Climate Politics 2020 Joint Coverage Week, Youth Takeover Day, and More

Together, we can make sure the climate issue doesn’t go missing from this year’s campaign coverage. What’s more, we can make it front and center. Here’s what we’ve got planned.

We’re excited to update reporters and newsrooms about our upcoming events, including plans for our next week of joint coverage, September 21 to 28. Our theme that week will be climate change and the US elections, but coverage should connect to today’s other big stories as well, especially Covid-19, its economic fallout, and racial justice protests. So please share this message with everyone in your newsroom who might contribute to such coverage, particularly your colleagues on the politics desk.

As we’ve written recently in The Climate Beat, the climate crisis must be a priority for newsrooms this campaign season. That doesn’t mean getting partisan — it means taking climate science seriously and informing audiences that their voices and votes matter to having a livable future on this planet.

Here’s what we’ve got planned — we hope you join us!

Climate Politics 2020 “Talking Shop” webinar

On July 30th, CCNow kicked off our Climate Politics 2020 initiative with a Talking Shop webinar to discuss best practices on how to make the climate story central to 2020 campaign coverage. Panelists include Justin Worland of TIME, Bill Weir of CNN, Jane Spencer of The Guardian US, Al Ortiz of CBS News, and Savannah Sellers of NBC News. Watch the webinar or read key takeaways from the event.

First-Time Voter Youth Takeover Day, September 21

To kick off the Sept. 21 to 28 joint coverage week, The Guardian, VICE Media Group, NBC News, NowThis, and other CCNow partners are elevating the voices of the young people whose lives will be most shaped by the climate crisis – and by how the next US president and Congress handle that crisis. All CCNow partners are invited to join this initiative, as Noticias Telemundo, Teen VogueColumbia Journalism ReviewThe Nation, Grist, WNET’s “Peril & Promise,” and WURD’s “ecoWURD” already have. Participating outlets will invite first-time voters and other young people to collaborate with newsroom editors on projects including reporting stories, making videos, producing radio, podcast or TV segments, contributing social media posts, writing opinion pieces or simply being interviewed. Each newsroom will choose the form of collaboration that best suits it. More info here.

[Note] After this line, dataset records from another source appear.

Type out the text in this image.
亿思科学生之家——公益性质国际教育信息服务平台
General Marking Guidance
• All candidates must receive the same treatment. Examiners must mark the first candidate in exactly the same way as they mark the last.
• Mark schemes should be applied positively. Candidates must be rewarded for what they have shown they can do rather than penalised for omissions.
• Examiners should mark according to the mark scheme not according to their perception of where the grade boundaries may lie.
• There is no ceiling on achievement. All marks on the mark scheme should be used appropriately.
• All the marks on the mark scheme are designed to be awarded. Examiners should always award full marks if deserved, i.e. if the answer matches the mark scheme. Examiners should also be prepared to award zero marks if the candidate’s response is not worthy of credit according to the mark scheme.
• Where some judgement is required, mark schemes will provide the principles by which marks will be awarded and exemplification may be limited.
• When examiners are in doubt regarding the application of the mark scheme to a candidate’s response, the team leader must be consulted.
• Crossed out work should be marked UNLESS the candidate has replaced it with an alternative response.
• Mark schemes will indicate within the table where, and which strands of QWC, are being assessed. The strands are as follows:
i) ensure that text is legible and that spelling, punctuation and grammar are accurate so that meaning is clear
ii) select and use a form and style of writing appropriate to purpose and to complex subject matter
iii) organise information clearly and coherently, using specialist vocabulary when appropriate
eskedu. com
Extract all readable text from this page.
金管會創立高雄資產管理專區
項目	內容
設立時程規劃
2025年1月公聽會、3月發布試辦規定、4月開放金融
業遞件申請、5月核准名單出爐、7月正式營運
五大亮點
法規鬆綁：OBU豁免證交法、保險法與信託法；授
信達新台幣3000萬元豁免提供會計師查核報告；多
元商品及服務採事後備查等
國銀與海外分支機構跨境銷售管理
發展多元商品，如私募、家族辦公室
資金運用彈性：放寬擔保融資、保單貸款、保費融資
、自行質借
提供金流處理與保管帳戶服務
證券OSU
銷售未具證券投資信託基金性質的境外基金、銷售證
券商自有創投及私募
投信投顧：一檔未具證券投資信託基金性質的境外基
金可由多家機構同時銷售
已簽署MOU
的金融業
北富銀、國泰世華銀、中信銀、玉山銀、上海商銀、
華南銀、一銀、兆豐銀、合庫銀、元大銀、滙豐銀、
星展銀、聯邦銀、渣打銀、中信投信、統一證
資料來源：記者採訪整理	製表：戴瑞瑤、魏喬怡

Climate Politics 2020 Joint Coverage Week, September 21 to 28

Together, we can make sure the climate issue doesn’t go missing from this year’s campaign coverage. What’s more, we can make it front and center.

We hope CCNow partners will run at least one climate-politics story every day this week, and give those stories prominent play. We also hope that everyone will amplify their own and other CCNow partners’ coverage on social media. We’ll be here to help, with custom graphics and more. As always, we hope you’ll use the hashtag #CCNow, as well as #ClimatePolitics2020.

We encourage all newsrooms to run as much original content as they can, but we will also facilitate content sharing. And we’re making it easier!

To save time for all you busy editors out there, we’re refining our content sharing protocols: We plan to curate a “baker’s dozen” of Climate Politics 2020 stories that are especially worth your consideration for republication or rebroadcast. These stories will be provided by CCNow partners; we urge all partners to run as many as possible. Of course, we will also maintain our current Sharing Library of all of the stories CCNow partners make available for other partners to run.

We’re working directly with some partners already, but if you’d like to offer a story your outlet has planned for the “baker’s dozen,” please send a one paragraph description of it by Sept. 1 to Final copy of the stories will be available around September 16 or 17, so editors can give them a read and consider republishing some before the joint week begins on the 21.

The Guardian launches ‘100 Days’ project

On Monday, The Guardian US launched a new project counting down to November 4, the day the US is scheduled to leave the Paris Agreement — one day after the election. “100 Days to save the earth” a large bar on the homepage now reads. So far, the ‘Climate countdown’ coverage includes an explainer on what it means for the US to leave the Paris agreement; a story on how the global climate fight could be lost if Donald Trump is reelected, by The Guardian’s Oliver Milman; and an op-ed by former UN secretary general Ban Ki-moon calling Trump’s decision to leave the agreement “politically shortsighted, scientifically wrong and morally irresponsible.”

Each of these stories is available for republication by CCNow partners, and as the countdown continues, more pieces will come available, which we’ll distribute via The Climate Beat. Visit our Sharing Library here. And keep an eye on The Guardian’s coverage here.

We’ve got a few more ideas in development, but for now please plan on the above. And drop us a line if we can help you brainstorm. The stakes this November could not be higher. Together, let’s make sure the climate story can’t be missed this election season.